Pío Baroja (born December 28, 1872, San Sebastián, Spain—died October 30, 1956, Madrid) was a Basque writer who is considered to be the foremost Spanish novelist of his generation.
After receiving his medical degree, Baroja practiced medicine for a short time in a village in northern Spain, later returning to Madrid to work in the family bakery. As a member of the Generation of ’98 (q.v.), Baroja revolted against the stultification of Spanish life. His first two books, a collection of short stories, Vidas sombrías (1900; “Sombre Lives”), and a novel, La casa de Aizgorri (1900; The House of the Aizgorri, 1958), clearly show the direction his later work would take.
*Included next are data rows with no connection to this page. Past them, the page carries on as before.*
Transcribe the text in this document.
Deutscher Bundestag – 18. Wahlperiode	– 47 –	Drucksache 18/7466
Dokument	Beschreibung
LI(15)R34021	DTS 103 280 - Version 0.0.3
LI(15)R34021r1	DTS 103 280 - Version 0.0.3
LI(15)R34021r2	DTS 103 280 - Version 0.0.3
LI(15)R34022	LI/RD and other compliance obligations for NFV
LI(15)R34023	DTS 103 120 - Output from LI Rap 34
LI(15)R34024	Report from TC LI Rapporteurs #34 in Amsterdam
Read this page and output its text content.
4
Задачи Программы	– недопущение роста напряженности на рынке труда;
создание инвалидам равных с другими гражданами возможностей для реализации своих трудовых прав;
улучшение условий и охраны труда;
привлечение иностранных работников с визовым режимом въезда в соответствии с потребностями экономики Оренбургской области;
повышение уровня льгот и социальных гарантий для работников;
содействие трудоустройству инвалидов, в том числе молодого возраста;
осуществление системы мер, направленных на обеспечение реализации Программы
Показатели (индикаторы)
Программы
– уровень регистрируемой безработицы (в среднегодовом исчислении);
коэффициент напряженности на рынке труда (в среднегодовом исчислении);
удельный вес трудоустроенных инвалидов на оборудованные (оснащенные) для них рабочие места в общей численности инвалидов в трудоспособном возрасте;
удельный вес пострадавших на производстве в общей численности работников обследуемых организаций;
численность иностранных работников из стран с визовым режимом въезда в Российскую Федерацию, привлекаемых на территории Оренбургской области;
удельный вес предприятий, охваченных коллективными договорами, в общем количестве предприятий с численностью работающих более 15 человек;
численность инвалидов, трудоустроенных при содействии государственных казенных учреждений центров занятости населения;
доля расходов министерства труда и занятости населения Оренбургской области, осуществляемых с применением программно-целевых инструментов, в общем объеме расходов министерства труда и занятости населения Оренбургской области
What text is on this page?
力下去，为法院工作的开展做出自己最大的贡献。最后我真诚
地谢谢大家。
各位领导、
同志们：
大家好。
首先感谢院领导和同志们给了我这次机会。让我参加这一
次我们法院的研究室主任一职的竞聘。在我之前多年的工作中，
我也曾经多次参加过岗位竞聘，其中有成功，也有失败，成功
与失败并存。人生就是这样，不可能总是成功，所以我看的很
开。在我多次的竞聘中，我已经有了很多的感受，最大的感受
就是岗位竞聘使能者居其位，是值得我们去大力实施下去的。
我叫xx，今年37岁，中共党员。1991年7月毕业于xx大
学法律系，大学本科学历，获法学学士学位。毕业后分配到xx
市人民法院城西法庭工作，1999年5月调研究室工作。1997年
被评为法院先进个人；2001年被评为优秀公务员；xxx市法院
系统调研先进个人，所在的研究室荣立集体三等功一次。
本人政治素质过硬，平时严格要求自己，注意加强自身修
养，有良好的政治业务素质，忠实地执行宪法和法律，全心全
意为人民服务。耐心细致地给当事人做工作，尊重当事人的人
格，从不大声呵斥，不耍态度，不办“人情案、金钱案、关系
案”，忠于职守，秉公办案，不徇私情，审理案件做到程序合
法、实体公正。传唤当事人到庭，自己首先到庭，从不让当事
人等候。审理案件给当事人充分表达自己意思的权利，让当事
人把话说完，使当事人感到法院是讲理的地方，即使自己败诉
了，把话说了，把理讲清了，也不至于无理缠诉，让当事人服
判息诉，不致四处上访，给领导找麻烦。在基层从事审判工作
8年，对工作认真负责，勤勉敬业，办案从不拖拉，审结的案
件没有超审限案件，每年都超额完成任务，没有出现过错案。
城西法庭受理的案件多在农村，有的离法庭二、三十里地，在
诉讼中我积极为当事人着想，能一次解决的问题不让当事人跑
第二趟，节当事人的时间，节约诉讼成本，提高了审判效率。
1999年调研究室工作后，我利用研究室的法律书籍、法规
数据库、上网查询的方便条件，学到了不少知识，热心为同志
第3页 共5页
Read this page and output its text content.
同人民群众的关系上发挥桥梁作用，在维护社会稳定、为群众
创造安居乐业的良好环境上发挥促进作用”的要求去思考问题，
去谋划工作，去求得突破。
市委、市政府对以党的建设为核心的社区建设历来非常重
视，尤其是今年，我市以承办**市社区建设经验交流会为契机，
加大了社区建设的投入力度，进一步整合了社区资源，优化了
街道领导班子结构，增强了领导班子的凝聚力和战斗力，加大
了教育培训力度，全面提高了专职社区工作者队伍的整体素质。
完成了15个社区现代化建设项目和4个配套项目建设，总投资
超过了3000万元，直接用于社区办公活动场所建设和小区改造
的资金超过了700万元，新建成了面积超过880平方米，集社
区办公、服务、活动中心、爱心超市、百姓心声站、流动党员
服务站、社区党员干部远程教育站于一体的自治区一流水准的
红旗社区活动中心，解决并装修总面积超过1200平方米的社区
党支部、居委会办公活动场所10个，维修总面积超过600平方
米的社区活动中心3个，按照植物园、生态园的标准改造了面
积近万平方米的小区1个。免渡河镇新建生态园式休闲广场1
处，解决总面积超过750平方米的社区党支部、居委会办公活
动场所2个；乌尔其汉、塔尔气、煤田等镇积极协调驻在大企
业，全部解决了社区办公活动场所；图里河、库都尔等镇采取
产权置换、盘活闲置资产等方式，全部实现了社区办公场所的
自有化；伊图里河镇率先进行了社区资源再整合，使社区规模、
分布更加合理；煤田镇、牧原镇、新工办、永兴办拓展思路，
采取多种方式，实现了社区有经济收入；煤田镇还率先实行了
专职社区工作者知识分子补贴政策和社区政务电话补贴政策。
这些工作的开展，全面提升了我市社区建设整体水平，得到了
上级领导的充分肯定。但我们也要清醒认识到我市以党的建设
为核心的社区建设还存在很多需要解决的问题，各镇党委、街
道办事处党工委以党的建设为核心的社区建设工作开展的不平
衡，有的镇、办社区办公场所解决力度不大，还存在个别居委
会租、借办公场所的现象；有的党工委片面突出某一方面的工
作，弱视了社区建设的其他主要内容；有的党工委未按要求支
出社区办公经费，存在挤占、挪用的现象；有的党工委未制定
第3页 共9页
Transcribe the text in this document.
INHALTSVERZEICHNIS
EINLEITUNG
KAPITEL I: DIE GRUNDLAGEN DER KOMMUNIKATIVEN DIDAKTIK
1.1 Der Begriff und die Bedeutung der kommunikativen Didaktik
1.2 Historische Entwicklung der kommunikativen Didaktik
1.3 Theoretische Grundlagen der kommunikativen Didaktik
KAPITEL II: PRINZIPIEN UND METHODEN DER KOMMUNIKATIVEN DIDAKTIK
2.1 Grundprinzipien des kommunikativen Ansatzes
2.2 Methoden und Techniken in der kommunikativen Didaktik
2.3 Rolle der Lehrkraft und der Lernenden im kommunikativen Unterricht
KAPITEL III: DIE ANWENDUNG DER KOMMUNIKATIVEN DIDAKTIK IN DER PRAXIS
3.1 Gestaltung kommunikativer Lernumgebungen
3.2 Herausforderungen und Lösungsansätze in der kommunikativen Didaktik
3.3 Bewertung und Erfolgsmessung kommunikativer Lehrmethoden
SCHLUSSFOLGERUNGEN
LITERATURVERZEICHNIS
Attempting to arouse people to action, he wrote 11 trilogies dealing with contemporary social problems, the best known of which, La lucha por la vida (1904; The Struggle for Life, 1922–24), portrays the misery and squalor in the poor sections of Madrid. Himself a confirmed rebel and nonconformist, Baroja wrote at length about vagabonds and people who reflected his own thinking; El árbol de la ciencia (1911; The Tree of Knowledge, 1928) is considered to be basically autobiographical. Of the almost 100 novels he wrote, the most ambitious project was Memorias de un hombre de acción (1913–28; “Memoirs of a Man of Action”), a series of 14 novels and 8 volumes of shorter narratives dealing with a 19th-century insurgent and his era. One of his best novels, Zalacaín el aventurero (1909), is written in an intentionally abrupt style reflecting Baroja’s vision of reality as disjointed.
Because of his anti-Christian views, his stubborn insistence on nonconformity, and a somewhat pessimistic attitude, Baroja’s novels never achieved great popularity. His terse and unadorned style, which relied heavily upon understatement, is said to have had great influence on Ernest Hemingway.